Trahlyta was a woman in Cherokee legend who is said to have lived in the North Georgia Mountains near present-day Dahlonega in the United States. Trahlyta supposedly drank from a nearby Fountain of Youth to maintain her renowned beauty. The warrior Wahsega courted her, but Trahlyta rejected his courtship, and the angered warrior kidnapped and imprisoned Trahlyta in some unknown location away from the beauty's mountain home. Trahlyta longed to see her home again, but her captor did not relent, and she grew weak and died.

Her dying wish, according to the legend, was to be buried in the mountain forests whence she came. According to the historical marker at the site of her supposed grave, "custom arose among the Indians and later the Whites to drop stones, one for each passerby, on her grave for good fortune." Today there is a pile of stones reaching at least five feet high.

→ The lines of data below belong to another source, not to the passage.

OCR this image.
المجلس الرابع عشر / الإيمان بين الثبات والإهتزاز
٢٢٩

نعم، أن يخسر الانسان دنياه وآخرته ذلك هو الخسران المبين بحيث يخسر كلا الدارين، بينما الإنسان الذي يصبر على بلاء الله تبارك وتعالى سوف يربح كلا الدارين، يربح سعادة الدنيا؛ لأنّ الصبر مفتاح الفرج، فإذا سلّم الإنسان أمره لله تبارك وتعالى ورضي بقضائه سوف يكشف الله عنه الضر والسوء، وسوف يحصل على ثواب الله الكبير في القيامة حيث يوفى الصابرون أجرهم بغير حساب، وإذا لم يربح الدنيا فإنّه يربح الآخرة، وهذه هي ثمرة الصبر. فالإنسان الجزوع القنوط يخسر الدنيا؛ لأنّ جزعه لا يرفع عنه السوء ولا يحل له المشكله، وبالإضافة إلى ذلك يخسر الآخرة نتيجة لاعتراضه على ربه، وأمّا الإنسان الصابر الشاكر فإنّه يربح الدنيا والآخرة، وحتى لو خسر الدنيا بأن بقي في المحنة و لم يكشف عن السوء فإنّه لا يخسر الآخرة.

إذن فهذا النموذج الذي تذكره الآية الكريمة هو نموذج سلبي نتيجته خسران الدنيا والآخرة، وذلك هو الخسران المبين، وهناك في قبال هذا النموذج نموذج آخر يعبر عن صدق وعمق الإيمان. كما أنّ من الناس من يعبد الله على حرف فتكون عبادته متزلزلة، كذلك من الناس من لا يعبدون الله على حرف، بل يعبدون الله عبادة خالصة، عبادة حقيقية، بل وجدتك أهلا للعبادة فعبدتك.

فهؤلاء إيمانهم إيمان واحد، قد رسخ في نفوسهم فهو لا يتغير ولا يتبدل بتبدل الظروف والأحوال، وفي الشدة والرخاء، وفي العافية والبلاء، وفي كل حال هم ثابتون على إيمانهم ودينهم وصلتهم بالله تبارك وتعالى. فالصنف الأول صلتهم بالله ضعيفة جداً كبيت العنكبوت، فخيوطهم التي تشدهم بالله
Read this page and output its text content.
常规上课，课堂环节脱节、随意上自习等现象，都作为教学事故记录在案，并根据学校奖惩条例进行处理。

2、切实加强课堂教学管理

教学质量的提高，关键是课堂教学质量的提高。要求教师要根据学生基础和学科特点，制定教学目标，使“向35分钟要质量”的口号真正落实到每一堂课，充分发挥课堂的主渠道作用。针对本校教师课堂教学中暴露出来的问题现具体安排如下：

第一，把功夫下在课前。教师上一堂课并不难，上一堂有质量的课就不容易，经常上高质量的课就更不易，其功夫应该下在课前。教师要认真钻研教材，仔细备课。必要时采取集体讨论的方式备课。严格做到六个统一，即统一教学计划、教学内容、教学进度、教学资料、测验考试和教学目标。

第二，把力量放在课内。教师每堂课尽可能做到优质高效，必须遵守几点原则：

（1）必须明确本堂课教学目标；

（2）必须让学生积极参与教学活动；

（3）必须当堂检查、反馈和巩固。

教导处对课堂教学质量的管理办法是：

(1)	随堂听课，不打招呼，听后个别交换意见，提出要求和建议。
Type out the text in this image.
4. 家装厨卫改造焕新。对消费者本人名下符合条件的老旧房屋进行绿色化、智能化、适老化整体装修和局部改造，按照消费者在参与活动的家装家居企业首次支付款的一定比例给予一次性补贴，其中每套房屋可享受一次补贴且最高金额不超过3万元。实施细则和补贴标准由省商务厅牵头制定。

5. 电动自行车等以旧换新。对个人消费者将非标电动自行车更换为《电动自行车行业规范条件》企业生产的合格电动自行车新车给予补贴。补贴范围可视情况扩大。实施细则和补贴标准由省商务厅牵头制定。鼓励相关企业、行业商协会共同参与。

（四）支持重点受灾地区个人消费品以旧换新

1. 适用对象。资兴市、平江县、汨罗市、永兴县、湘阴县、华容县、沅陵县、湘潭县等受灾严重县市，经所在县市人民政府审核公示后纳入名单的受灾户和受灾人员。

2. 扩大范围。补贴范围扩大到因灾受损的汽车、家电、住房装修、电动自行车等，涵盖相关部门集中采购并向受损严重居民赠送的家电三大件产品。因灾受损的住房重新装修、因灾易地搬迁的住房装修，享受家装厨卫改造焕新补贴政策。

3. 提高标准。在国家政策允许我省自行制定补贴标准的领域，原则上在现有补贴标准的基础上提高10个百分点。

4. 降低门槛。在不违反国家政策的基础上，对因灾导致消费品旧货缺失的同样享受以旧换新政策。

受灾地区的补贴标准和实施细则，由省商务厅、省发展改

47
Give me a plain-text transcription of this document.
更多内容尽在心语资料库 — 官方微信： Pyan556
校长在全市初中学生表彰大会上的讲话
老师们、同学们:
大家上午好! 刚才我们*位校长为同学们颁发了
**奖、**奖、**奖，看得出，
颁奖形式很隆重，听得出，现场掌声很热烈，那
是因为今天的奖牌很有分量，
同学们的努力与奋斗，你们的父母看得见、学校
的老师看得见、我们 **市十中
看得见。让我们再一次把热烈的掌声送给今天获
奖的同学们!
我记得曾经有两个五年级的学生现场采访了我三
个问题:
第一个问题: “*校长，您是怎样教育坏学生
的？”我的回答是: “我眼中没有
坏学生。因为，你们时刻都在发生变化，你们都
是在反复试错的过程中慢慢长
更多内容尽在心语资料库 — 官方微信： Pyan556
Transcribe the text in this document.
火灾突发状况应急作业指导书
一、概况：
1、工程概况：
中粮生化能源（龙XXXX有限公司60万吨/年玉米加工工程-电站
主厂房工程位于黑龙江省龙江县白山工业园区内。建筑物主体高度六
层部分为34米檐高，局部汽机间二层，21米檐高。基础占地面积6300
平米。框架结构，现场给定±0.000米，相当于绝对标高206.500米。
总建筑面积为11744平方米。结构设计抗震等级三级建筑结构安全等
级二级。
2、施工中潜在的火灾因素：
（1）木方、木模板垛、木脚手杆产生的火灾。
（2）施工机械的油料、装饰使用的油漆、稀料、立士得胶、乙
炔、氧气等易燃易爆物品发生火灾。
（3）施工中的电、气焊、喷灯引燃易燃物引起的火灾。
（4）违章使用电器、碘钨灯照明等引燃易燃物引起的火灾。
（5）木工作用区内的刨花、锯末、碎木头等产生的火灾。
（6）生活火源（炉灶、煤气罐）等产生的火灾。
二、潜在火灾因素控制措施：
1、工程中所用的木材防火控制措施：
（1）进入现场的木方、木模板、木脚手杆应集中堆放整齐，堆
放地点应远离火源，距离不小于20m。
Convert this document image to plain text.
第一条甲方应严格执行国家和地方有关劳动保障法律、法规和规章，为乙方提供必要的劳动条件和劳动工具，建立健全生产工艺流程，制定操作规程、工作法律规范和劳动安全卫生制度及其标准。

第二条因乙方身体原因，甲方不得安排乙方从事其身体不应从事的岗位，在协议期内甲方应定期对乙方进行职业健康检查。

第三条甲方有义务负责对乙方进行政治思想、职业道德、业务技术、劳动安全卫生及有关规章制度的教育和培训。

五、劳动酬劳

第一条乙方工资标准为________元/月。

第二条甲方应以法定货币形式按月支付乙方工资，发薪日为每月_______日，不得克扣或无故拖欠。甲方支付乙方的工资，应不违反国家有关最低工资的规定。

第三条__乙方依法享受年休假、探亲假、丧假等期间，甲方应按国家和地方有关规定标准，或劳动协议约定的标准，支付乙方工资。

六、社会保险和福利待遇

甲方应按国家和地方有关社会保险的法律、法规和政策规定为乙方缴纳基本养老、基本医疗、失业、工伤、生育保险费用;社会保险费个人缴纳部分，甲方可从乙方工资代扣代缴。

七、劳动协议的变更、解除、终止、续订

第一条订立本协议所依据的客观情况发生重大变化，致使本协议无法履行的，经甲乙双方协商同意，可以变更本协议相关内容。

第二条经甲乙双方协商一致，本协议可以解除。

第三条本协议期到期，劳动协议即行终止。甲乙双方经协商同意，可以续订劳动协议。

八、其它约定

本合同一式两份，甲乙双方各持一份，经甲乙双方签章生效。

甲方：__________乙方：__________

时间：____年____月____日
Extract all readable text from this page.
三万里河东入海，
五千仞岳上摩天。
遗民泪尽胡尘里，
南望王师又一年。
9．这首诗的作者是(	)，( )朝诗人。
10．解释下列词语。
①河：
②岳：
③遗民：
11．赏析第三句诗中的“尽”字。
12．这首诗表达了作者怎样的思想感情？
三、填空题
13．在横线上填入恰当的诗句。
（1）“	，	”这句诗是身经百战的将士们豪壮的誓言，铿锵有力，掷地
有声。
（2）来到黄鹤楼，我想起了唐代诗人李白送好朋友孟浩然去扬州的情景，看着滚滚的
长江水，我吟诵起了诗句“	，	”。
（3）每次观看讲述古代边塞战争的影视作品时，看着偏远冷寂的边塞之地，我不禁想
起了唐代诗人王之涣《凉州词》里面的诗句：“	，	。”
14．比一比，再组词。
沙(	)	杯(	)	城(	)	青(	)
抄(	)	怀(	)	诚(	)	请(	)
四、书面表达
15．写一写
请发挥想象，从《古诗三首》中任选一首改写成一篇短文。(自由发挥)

Trahlyta's beloved home was said to be in the vicinity of Cedar Mountain. Her "fountain of youth" is often associated with nearby Porter Springs, where a resort community operated in the late 1800s and early 1900s for people who believed the waters had healthful properties. The site of the rockpile over her alleged grave, complete with a historical marker, is called Stonepile Gap. These are all minor tourist attractions.

Lake Trahlyta in Union County, Georgia is named after the Indian maiden.